A consequência é que a União acaba tendo menos recursos disponíveis para
pagar sua dívida e precisa se financiar mais no mercado. "Entre janeiro de
2017 e janeiro de 2018, União gastou mais R$ 3,4 bilhões para financiar os
contribuintes que optaram pelo Pert. É quanto a União pagou a mais
pegando dinheiro por meio de títulos públicos para financiar estes
contribuintes", disse Flores ao Valor.
A conta tem caráter ilustrativo e é uma extrapolação de um exemplo
individual aplicado sobre o estoque de R$ 161 bilhões de crédito tributário
que ingresso no programa e parte da hipótese de pagamento à vista em
janeiro de 2018, com desconto de 70% da multa e 90% dos juros.
Outra ponderação é que cada contribuinte tem uma situação específica e
há também grande parte de débitos mais antigos do que janeiro de 2017, o
que aumentaria esse valor perdido pelo governo.
O exemplo individual elaborado pela Receita considera uma empresa que
optou por deixar de pagar R$ 100 milhões ao Fisco em janeiro do ano
passado, colocou o dinheiro em uma aplicação livre de risco (Selic) e teve
um ganho líquido de R$ 1 milhão, considerando sua adesão ao
parcelamento especial e o pagamento à vista com descontos em janeiro de
2018. Se o dinheiro tivesse sido aplicado em um fundo de ações small caps,
a Receita calcula que o ganho líquido nesse caso seria de R$ 25,4 milhões.
Flores destaca que o prejuízo do governo ocorre mesmo nos casos de
menor desconto de multa e juros previstos no último programa de
parcelamento.
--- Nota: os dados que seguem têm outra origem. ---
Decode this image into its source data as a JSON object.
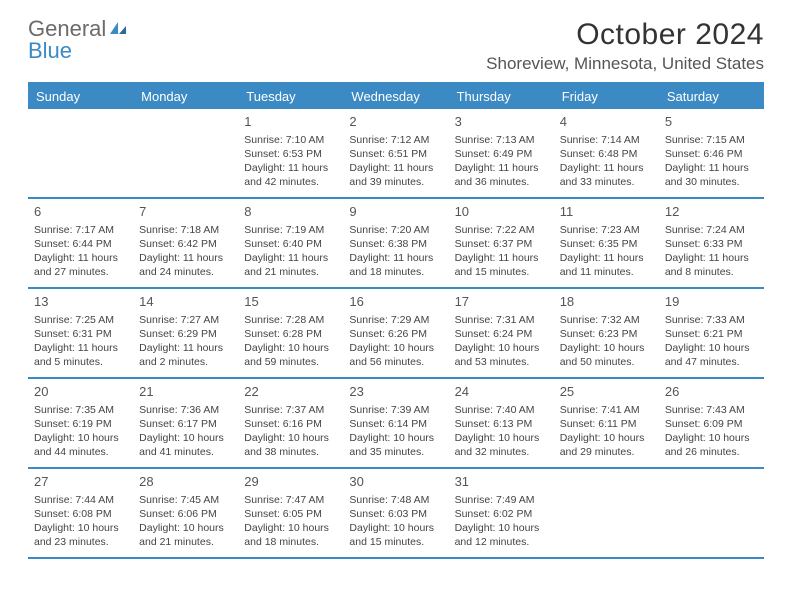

Isso porque, destaca, enquanto os juros aplicados sobre a
dívida renegociada com o Fisco corre indexada a juros simples, a União paga
juros compostos nos títulos emitidos.
Outro aspecto apontado é que algumas dívidas renegociadas e de valores
relevantes teriam como ser, cedo ou tarde, recuperadas pela União, o que
tornaria mais evidente ainda a situação de que o governo se endivida para
financiar. O índice de adesão ao programa de regularização entre os
contribuintes com maiores volumes de garantia arroladas (que ficam
vinculadas a um débito) pela Receita Federal foi bem maior do que entre
aqueles com poucas ou nenhuma garantia.
No primeiro grupo, 35% dos contribuintes com 100% de dívida com
garantias aderiram ao parcelamento. Já entre os que não têm garantia, ou
no máximo 5% do valor devido coberto por garantias, o nível de adesão é
de 10%. "Isso demonstra que quem mais usa os parcelamentos especiais
não é quem está com dificuldade financeira, mas aquele que não tem mais
escapatória e paga de qualquer jeito", afirmou Flores.
A Receita tem se posicionado contra os parcelamentos especiais, não só
pelo prejuízo que causa à União em termos financeiros e de deterioração
de base arrecadatória, mas também porque beneficia aqueles que não
pagam suas dívidas.
Para Marcio Gonçalves, chefe da divisão de classificação e análise de
arrecadação da Receita Federal, para os casos de dificuldade momentânea
das empresas, o Fisco tem opção de parcelamento ordinário, que é
corrigido pela taxa Selic e em 60 parcelas, que já seria muito mais vantajoso
do que tomar crédito no mercado e não ocorre em outros lugares do
mundo.
"É importante lembrar que aquele que pagou o tributo corretamente está
sofrendo concorrência desleal daqueles que não estão pagando tributos e
se financiando dessa forma", disse Gonçalves.